Uma das questões abordadas é que a cena do espancador pode ser interpretada
como uma alegoria do processo de alienação, ou estranhamento, elevado a várias potências (exemplo citado em aula).
Também serão assinaladas algumas marcas
desse processo e de outras relações de trabalho referentes ao modo de produção capitalista
em algumas passagens da obra. Além disso, serão destacadas algumas aparentes
contradições na narrativa deste capítulo “O espancador”. Para abordar esses demais
aspectos serão utilizadas reflexões de Walter Benjamin, Erich Heller e Modesto
Carone sobre a obra de Kafka.
Na primeira parte do trabalho a cena
será descrita brevemente e sua interpretação irá se desenrolar
concomitantemente à explicação do processo de alienação e outros conceitos.
O
Espancador
No capítulo cinco de O processo, Joseph K., ao sair de seu
trabalho tarde da noite, é surpreendido por alguns gemidos vindos de um quarto
de despejo de um dos corredores do banco. K. abre a porta e encontra os dois
guardas, responsáveis pela sua “detenção” no começo da narrativa, sendo
açoitados por um terceiro homem. Tem início uma discussão entre os personagens,
e a certa altura este terceiro homem diz: “Fui empregado para espancar, por isso
espanco”. Este capítulo recebe o nome dessa personagem: O espancador.

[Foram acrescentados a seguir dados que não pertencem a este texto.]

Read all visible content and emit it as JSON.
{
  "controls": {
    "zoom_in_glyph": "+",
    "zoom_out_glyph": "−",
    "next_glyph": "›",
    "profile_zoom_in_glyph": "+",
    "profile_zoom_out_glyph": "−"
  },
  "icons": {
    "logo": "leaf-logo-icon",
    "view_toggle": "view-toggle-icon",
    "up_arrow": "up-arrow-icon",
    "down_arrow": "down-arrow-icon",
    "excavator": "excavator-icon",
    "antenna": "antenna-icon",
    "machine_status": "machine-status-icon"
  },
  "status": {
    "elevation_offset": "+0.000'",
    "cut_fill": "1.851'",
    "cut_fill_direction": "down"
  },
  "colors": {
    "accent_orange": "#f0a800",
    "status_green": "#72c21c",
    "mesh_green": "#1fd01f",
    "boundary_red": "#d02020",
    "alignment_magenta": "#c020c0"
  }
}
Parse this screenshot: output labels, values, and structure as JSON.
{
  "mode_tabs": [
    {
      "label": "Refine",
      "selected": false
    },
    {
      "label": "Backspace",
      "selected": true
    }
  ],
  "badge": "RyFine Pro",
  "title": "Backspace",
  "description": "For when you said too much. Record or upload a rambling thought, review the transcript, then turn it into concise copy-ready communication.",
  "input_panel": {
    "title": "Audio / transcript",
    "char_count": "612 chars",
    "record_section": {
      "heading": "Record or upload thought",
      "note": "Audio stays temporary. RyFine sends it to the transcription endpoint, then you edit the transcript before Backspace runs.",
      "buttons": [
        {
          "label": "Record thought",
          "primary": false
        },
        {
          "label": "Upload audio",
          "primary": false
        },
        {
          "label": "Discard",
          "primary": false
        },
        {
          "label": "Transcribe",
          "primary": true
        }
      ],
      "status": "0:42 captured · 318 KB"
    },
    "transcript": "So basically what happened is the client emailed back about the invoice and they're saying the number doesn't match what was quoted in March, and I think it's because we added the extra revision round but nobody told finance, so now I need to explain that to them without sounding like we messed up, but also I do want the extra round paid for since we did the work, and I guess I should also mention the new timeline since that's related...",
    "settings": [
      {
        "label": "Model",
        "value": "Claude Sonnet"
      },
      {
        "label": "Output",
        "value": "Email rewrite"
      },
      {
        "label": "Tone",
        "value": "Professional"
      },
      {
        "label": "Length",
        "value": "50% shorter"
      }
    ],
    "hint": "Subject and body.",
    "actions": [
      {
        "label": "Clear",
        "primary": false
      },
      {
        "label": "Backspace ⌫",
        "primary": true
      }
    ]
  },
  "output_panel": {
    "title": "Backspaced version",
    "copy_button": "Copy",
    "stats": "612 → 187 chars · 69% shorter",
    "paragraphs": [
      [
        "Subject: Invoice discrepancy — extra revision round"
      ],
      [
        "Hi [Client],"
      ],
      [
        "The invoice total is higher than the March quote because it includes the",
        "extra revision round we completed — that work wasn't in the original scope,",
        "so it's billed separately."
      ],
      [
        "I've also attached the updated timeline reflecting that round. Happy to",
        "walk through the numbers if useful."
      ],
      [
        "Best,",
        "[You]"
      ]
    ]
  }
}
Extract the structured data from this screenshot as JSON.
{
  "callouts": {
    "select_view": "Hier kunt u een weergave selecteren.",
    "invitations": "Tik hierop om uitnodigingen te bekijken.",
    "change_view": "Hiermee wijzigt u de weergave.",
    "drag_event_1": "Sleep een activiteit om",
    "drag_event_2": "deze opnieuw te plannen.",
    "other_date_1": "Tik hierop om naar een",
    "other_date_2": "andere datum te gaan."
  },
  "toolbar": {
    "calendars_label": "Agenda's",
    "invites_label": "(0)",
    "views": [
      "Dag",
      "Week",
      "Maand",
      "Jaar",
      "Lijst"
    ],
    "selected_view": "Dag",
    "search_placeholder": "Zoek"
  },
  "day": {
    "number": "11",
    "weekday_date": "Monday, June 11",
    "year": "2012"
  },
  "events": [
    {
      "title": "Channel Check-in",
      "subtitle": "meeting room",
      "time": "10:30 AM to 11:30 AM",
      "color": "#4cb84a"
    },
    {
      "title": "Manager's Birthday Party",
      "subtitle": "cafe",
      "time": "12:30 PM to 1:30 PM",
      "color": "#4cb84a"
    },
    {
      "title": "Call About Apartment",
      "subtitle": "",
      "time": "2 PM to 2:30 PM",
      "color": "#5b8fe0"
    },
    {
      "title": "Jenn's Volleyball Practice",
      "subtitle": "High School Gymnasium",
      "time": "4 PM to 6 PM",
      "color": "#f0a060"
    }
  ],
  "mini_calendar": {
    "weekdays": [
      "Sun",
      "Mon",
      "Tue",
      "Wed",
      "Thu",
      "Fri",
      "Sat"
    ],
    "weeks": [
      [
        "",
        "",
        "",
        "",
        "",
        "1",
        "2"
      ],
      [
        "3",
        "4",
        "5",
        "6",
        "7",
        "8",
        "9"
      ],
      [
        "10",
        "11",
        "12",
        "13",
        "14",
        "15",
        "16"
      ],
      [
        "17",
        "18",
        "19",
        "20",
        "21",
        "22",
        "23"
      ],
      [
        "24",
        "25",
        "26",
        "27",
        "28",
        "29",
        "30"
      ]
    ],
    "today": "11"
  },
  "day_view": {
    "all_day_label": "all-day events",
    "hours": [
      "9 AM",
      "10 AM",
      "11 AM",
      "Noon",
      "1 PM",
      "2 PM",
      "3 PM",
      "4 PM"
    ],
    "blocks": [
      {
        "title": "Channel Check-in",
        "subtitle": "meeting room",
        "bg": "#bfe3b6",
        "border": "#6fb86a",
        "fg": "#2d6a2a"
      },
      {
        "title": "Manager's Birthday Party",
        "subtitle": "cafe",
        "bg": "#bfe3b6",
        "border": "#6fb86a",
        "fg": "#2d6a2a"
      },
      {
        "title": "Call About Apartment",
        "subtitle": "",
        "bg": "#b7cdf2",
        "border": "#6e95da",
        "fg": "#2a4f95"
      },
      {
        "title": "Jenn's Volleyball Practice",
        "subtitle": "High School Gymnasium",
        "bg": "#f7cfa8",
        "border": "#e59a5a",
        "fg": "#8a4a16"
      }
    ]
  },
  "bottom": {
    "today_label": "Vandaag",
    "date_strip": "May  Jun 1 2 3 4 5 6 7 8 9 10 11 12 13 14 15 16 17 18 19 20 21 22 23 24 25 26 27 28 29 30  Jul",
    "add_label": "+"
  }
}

A descrição desse personagem apenas é
menos perturbadora que sua função de espancar: “estava metido numa espécie de
roupa escura de couro, que deixava o pescoço nu até o peito e os braços
inteiramente à mostra” (KAFKA; 1997; p. 86). Em outro trecho, o narrador ainda
o descreve como “bronzeado como um marujo” e com “um rosto selvagem e
descansado” (KAFKA; 1997; p. 88). O local da cena tem uma atmosfera opressiva,
o quarto é descrito como um cubículo, de teto baixo e iluminado apenas por uma
vela (assim como vários outros locais vinculados ao tribunal).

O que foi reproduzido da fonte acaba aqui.